By 2010-11, he said, it was already not working anymore. At the same time as this draining of vision, or because of it, the Congress had become arrogant. Gandhi also set the Congress failure in a wider context — of a global unravelling of the old order. “(It’s) not only us”, he said, pointing out that across the world, the inability to produce enough jobs was combining with the mounting pressures on institutions because of rising connectivity to rip apart older comforts and certainties, and giving an impetus to right wing forces.
There is heartening candour in Gandhi’s remarks at Berkeley, but there is a problem too. When he doesn’t paint the Congress decline as an irresistible cyclical downswing, in which the party had little agency, and over which it has scarce control, he points to solutions that are too wide, and which open up an escape hatch big enough for the Congress top leadership — and particularly Gandhi himself. The Congress, its VP said, needs to find the vision thing again primarily through the “conversation” it has stopped having since 2012.

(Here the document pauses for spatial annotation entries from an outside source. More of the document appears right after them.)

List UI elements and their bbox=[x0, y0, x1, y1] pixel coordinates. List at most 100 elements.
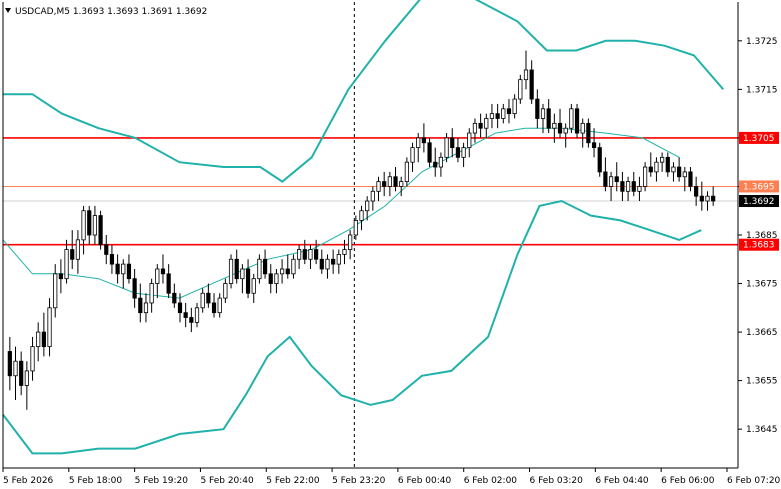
candle-body bbox=[126, 263, 132, 280]
symbol-info: USDCAD,M5 1.3693 1.3693 1.3691 1.3692 bbox=[15, 7, 207, 17]
level-price-tag: 1.3695 bbox=[743, 182, 775, 192]
time-tick-label: 5 Feb 2026 bbox=[3, 476, 54, 486]
candle-body bbox=[370, 190, 375, 202]
candle-body bbox=[637, 186, 642, 192]
candle-body bbox=[557, 122, 563, 134]
candle-body bbox=[404, 161, 409, 183]
candle-body bbox=[75, 239, 81, 260]
candle-body bbox=[597, 147, 602, 173]
candle-body bbox=[382, 181, 387, 187]
candle-body bbox=[535, 98, 540, 119]
candle-body bbox=[393, 176, 398, 187]
candle-body bbox=[217, 297, 222, 314]
candle-body bbox=[41, 331, 46, 348]
candle-body bbox=[13, 360, 18, 377]
time-tick-label: 5 Feb 20:40 bbox=[200, 476, 254, 486]
candle-body bbox=[450, 137, 455, 149]
candle-body bbox=[92, 215, 98, 236]
level-price-tag: 1.3705 bbox=[743, 134, 775, 144]
candle-body bbox=[586, 122, 591, 144]
candle-body bbox=[648, 166, 653, 173]
candle-body bbox=[115, 263, 120, 275]
price-chart[interactable]: 1.37251.37151.37051.36951.36851.36751.36… bbox=[0, 0, 781, 489]
candle-body bbox=[518, 79, 523, 100]
price-tick-label: 1.3715 bbox=[746, 85, 778, 95]
price-tick-label: 1.3645 bbox=[746, 425, 778, 435]
candle-body bbox=[109, 254, 115, 265]
candle-body bbox=[591, 142, 597, 149]
candle-body bbox=[484, 118, 489, 129]
candle-body bbox=[302, 249, 307, 260]
candle-body bbox=[631, 181, 636, 192]
candle-body bbox=[291, 258, 296, 275]
candle-body bbox=[682, 171, 687, 178]
candle-body bbox=[183, 312, 188, 318]
candle-body bbox=[359, 210, 364, 221]
candle-body bbox=[365, 200, 370, 212]
candle-body bbox=[603, 171, 608, 187]
candle-body bbox=[478, 122, 483, 129]
time-tick-label: 6 Feb 07:20 bbox=[727, 476, 781, 486]
candle-body bbox=[489, 113, 495, 119]
candle-body bbox=[665, 156, 670, 173]
candle-body bbox=[654, 161, 659, 173]
candle-body bbox=[251, 278, 256, 294]
candle-body bbox=[495, 113, 500, 119]
candle-body bbox=[200, 292, 205, 309]
time-tick-label: 5 Feb 19:20 bbox=[135, 476, 189, 486]
time-tick-label: 6 Feb 02:00 bbox=[464, 476, 518, 486]
price-tick-label: 1.3675 bbox=[746, 280, 778, 290]
candle-body bbox=[160, 268, 166, 275]
candle-body bbox=[688, 171, 693, 187]
candle-body bbox=[671, 166, 676, 173]
candle-body bbox=[138, 297, 143, 314]
candle-body bbox=[694, 186, 699, 197]
candle-body bbox=[155, 268, 160, 284]
candle-body bbox=[501, 108, 506, 119]
candle-body bbox=[279, 268, 285, 275]
time-tick-label: 5 Feb 23:20 bbox=[332, 476, 386, 486]
candle-body bbox=[444, 137, 449, 158]
candle-body bbox=[70, 249, 75, 260]
candle-body bbox=[467, 132, 472, 149]
candle-body bbox=[342, 249, 347, 255]
candle-body bbox=[574, 108, 580, 134]
candle-body bbox=[711, 195, 716, 202]
candle-body bbox=[58, 273, 63, 280]
candle-body bbox=[563, 127, 568, 134]
candle-body bbox=[348, 234, 353, 250]
candle-body bbox=[297, 249, 302, 260]
candle-body bbox=[580, 122, 585, 134]
candle-body bbox=[552, 122, 557, 129]
candle-body bbox=[245, 268, 251, 294]
candle-body bbox=[399, 181, 404, 187]
candle-body bbox=[7, 351, 12, 377]
time-tick-label: 5 Feb 22:00 bbox=[266, 476, 320, 486]
candle-body bbox=[189, 317, 194, 323]
candle-body bbox=[336, 254, 341, 265]
level-price-tag: 1.3683 bbox=[743, 241, 775, 251]
candle-body bbox=[98, 215, 103, 246]
time-tick-label: 6 Feb 00:40 bbox=[398, 476, 452, 486]
candle-body bbox=[421, 137, 426, 144]
candle-body bbox=[36, 331, 41, 348]
candle-body bbox=[121, 263, 126, 275]
candle-body bbox=[262, 258, 268, 275]
candle-body bbox=[705, 195, 710, 202]
candle-body bbox=[228, 258, 234, 284]
candle-body bbox=[194, 307, 200, 323]
candle-body bbox=[177, 302, 183, 314]
candle-body bbox=[660, 156, 665, 163]
candle-body bbox=[30, 346, 35, 372]
candle-body bbox=[166, 273, 171, 294]
candle-body bbox=[506, 108, 512, 115]
price-tick-label: 1.3725 bbox=[746, 37, 778, 47]
candle-body bbox=[625, 181, 631, 192]
candle-body bbox=[546, 108, 551, 129]
price-tick-label: 1.3655 bbox=[746, 377, 778, 387]
time-tick-label: 6 Feb 03:20 bbox=[530, 476, 584, 486]
candle-body bbox=[614, 176, 619, 183]
price-tick-label: 1.3665 bbox=[746, 328, 778, 338]
candle-body bbox=[319, 258, 324, 270]
candle-body bbox=[285, 268, 290, 275]
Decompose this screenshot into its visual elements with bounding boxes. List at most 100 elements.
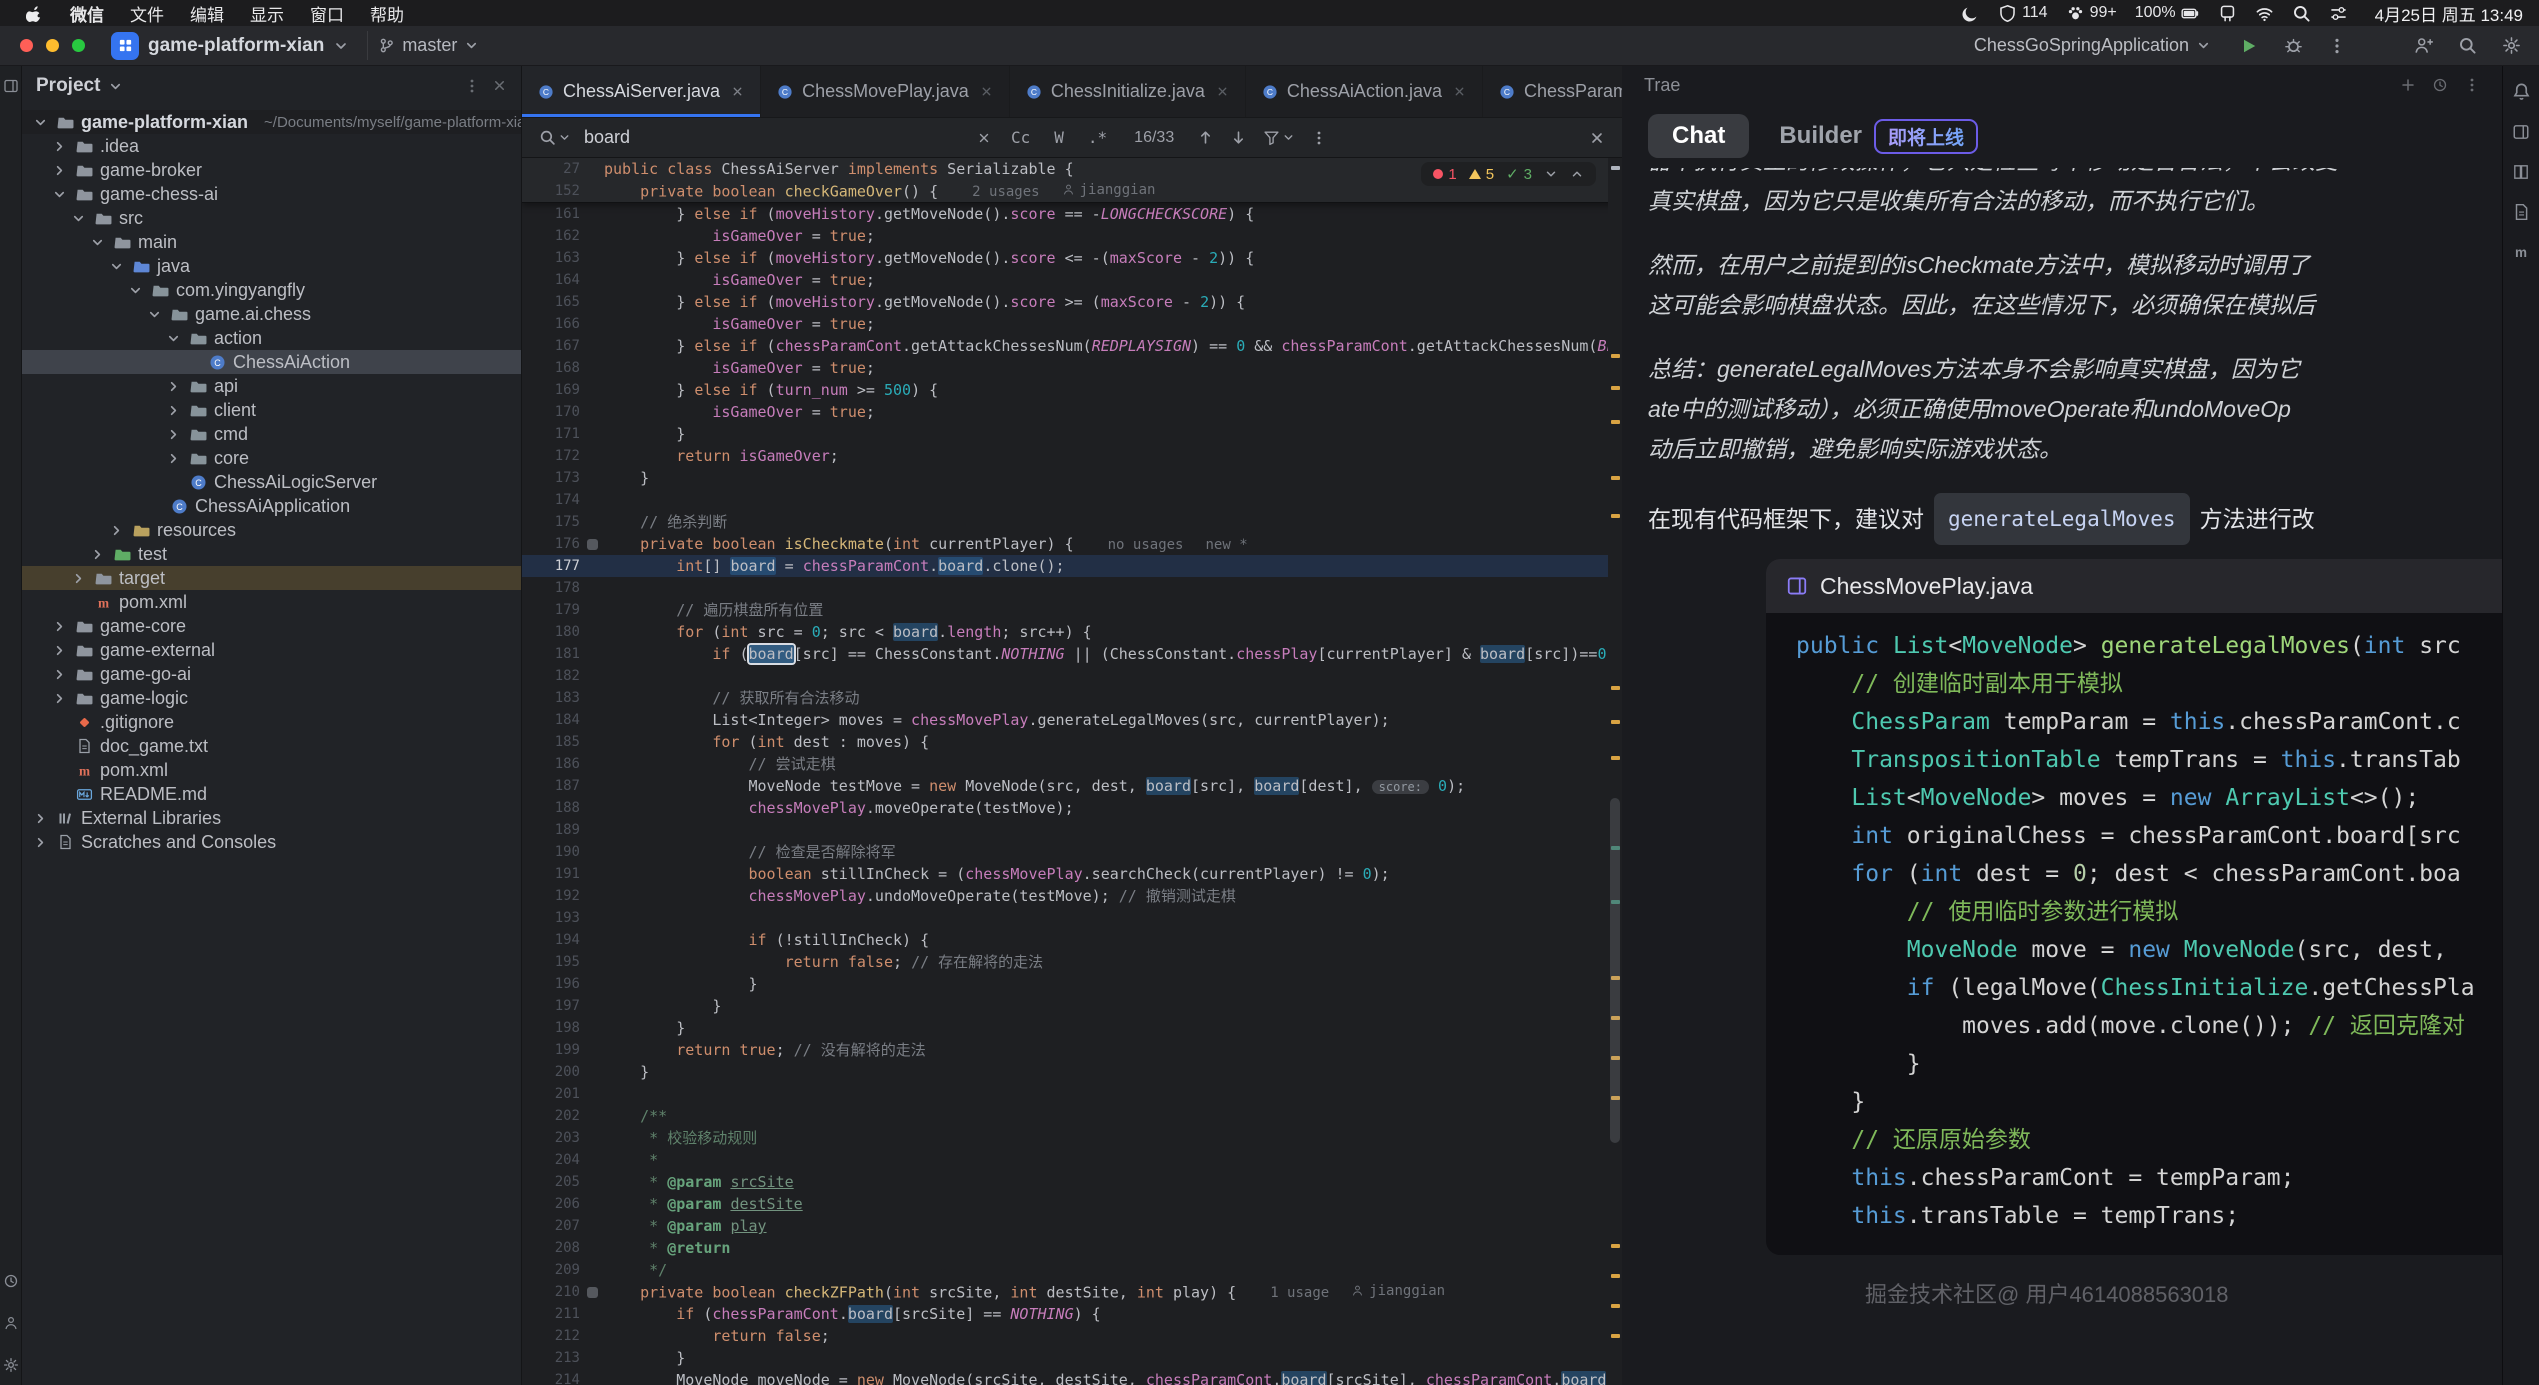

Of course, parties must have multiple conversations with the people if they are to remain open to new and invigorating ideas. But surely, it is the task of leadership to steer these dialogues, and aggregate them, to give them shape, and define framing values and priorities. Surely, Rahul Gandhi, even if he is speaking in an academic environment, cannot sound like a very conscientious and disarmingly troubled student of Congress politics.
He has been vice president of the party since 2013, but by his own admission, he has been playing a larger and key role for much longer than that. Responding to a question on Kashmir, for instance, Gandhi claimed that he had worked “behind the scenes” and “silently” alongside Prime Minister Manmohan Singh and Union ministers P. Chidambaram and Jairam Ramesh, to break the back of the agitation in the state “for nine years”.
For him, then, to stand back now and assume a safe distance from Congress flailing and failure, is to unforgivably abdicate ownership. Be it dynastic politics, or the Congress’s serious credibility crisis on corruption and secularism, or its lack of deliberative capacity, Rahul Gandhi is part of the Congress problem, and in fact, more responsible for it than most. Leadership is also about taking ownership when things go wrong. That is, in fact, the first step towards making the ailing party better.